Re: FT Newtonian Acceleration was Re: B5 Ship Combat
From: Jared Hilal <jlhilal@y...>
Date: Mon, 01 Sep 2003 14:30:28 -0500
Subject: Re: FT Newtonian Acceleration was Re: B5 Ship Combat
Doug Evans wrote:
>>FT Cinematic movement divides a ships movement into two steps divided
by
>>a midpoint turn. Great opportunity! Each turn, compute the first
half
>>of the ship's movement based upon its previous turn's ending speed,
and
>>compute the second half of the ships movement based on the new ending
>>
>speed.
>
>In a sense, doesn't this make the ship slightly more nimble?

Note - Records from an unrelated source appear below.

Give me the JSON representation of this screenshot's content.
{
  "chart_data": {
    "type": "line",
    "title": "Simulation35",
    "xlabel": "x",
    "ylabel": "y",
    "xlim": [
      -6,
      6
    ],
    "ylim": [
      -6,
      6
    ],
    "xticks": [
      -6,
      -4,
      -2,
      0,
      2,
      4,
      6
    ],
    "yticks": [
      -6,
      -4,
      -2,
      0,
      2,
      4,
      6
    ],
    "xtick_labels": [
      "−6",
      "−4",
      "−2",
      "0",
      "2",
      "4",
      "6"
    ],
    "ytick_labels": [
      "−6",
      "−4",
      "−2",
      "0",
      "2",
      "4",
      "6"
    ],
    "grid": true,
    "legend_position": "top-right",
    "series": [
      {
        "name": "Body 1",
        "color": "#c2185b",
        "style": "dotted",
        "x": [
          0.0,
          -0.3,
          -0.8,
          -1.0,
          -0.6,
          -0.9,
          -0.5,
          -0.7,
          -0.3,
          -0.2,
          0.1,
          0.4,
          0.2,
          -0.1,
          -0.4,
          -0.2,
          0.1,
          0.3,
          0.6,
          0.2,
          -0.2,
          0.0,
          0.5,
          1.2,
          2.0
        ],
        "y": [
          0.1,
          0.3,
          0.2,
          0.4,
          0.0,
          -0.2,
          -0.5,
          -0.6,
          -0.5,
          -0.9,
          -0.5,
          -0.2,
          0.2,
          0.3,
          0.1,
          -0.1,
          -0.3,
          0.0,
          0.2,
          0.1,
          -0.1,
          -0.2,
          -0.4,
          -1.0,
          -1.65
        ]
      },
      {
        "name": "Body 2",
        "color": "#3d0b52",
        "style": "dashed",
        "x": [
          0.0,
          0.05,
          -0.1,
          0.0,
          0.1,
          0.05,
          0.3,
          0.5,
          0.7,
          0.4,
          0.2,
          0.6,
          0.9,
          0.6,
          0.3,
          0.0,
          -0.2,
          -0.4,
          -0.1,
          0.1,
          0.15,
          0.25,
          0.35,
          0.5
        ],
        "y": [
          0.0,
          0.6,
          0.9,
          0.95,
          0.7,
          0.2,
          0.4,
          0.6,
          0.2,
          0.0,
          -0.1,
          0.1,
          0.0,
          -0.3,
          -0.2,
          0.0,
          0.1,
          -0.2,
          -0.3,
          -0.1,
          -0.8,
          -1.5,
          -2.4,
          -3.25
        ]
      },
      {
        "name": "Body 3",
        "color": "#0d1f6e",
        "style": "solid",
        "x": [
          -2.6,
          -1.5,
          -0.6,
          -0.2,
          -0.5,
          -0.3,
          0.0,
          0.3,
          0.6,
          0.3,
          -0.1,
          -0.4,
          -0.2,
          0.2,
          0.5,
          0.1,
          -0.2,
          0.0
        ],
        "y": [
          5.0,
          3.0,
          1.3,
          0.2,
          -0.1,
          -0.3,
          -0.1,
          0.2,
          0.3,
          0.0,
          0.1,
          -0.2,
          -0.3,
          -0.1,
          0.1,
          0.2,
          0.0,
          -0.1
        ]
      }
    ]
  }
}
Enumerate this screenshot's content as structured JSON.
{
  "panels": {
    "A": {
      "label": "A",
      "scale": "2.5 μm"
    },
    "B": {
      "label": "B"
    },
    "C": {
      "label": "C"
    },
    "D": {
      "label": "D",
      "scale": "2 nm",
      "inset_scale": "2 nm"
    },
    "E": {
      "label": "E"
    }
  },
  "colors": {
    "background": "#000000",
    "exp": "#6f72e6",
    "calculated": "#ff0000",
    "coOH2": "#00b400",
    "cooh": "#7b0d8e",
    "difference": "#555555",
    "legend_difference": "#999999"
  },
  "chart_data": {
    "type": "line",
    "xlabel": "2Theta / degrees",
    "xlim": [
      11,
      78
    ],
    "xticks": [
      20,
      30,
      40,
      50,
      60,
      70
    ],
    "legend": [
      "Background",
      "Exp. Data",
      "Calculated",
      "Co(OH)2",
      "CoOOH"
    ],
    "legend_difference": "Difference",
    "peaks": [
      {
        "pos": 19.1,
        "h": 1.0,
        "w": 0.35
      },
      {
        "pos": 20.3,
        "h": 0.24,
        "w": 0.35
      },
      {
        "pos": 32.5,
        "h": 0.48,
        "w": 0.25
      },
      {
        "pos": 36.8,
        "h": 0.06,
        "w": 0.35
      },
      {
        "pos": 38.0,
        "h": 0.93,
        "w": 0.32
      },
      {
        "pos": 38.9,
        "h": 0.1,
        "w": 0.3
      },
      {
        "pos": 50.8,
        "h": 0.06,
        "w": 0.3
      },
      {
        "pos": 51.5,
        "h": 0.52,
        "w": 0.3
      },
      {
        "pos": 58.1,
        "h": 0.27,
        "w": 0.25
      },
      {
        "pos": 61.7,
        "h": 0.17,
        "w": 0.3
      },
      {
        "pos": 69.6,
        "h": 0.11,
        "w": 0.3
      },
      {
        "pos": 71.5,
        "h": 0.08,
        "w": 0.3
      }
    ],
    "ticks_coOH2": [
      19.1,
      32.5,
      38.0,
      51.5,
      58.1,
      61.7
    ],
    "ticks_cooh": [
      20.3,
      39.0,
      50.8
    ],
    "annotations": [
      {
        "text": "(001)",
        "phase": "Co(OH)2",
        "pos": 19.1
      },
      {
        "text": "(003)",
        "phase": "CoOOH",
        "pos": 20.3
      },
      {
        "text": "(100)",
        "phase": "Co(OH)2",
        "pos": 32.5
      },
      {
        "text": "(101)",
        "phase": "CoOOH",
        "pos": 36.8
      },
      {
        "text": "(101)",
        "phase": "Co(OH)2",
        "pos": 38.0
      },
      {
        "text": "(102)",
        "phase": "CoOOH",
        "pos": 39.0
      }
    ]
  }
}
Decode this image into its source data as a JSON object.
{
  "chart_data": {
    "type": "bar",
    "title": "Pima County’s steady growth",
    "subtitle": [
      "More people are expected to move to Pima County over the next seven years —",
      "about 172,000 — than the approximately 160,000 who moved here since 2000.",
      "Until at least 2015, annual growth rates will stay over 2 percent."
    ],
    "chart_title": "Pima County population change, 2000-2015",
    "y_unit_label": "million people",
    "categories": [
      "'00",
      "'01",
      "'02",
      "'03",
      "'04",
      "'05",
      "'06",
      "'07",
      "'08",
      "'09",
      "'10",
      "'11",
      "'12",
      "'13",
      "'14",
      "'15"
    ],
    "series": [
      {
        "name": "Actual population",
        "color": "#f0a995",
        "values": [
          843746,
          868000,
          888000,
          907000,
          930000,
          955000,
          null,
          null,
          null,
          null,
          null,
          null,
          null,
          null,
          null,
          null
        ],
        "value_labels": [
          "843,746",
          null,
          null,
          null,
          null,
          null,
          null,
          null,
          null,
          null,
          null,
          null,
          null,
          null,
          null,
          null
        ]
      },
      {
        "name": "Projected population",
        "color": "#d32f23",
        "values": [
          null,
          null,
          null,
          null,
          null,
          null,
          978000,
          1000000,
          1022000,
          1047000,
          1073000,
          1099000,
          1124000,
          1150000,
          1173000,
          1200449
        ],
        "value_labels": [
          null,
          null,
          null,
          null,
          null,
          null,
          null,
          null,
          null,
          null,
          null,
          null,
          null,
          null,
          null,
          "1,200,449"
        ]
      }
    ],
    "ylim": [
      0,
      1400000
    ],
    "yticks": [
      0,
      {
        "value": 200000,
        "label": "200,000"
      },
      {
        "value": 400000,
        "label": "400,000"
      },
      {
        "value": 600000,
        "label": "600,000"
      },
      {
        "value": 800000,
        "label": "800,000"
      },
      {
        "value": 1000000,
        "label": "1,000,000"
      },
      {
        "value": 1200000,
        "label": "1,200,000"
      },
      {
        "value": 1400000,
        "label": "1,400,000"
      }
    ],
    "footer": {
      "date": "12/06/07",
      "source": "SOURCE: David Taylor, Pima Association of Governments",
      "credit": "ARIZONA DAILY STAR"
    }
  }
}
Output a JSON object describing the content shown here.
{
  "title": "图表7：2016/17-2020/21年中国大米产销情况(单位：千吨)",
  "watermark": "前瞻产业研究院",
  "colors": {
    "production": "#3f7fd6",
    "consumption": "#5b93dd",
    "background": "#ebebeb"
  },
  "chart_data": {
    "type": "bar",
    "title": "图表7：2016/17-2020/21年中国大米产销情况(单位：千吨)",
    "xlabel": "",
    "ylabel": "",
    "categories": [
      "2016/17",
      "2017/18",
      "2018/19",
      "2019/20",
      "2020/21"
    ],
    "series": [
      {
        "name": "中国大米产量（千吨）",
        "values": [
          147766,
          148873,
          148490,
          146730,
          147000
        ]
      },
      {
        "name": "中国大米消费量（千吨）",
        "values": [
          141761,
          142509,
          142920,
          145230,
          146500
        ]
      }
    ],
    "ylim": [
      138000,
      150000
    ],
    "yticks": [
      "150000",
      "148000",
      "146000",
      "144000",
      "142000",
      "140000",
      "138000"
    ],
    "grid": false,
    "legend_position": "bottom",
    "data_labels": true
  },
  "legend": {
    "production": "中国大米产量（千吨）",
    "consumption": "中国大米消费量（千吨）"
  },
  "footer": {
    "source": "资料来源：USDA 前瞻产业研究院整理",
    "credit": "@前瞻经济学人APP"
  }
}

Goes
further
>to the side than if you applied the extra half to the first half of the
>move? *shakes his head at his own confusing verbage*
>
Actually, it makes the ship less nimble, as the effect of the
accel/decel is delayed by half a game turn.
>Also, of course, halves of halfs makes more sense with high mu
movement;
>it's a bite when the rounding factor is a significant part of your
'speed
>
OK, try a T2 ship from a dead stop (Vs = 0). Write orders of "+2". 1st
leg of movement is based upon V0 = 0 MU movement. 2nd leg of movement
is based on V: 0 + 2 = 2, so movement is 1 MU. At the end of the turn,
total movement was 1 MU and ending Ve = 2.
Ex. #2:
A T4 ship, also from a dead stop (Vs = 0). Write orders of "P,+3". No
turn at beginning of movement. 1st leg of movement is Vs = 0, so 0 MU
movement. Then 1 turn to port. Then second leg of movement is V: 0 + 3
= 3, so movement is 1.5 MU. Total movement of 1.5 MU and Ve = 3.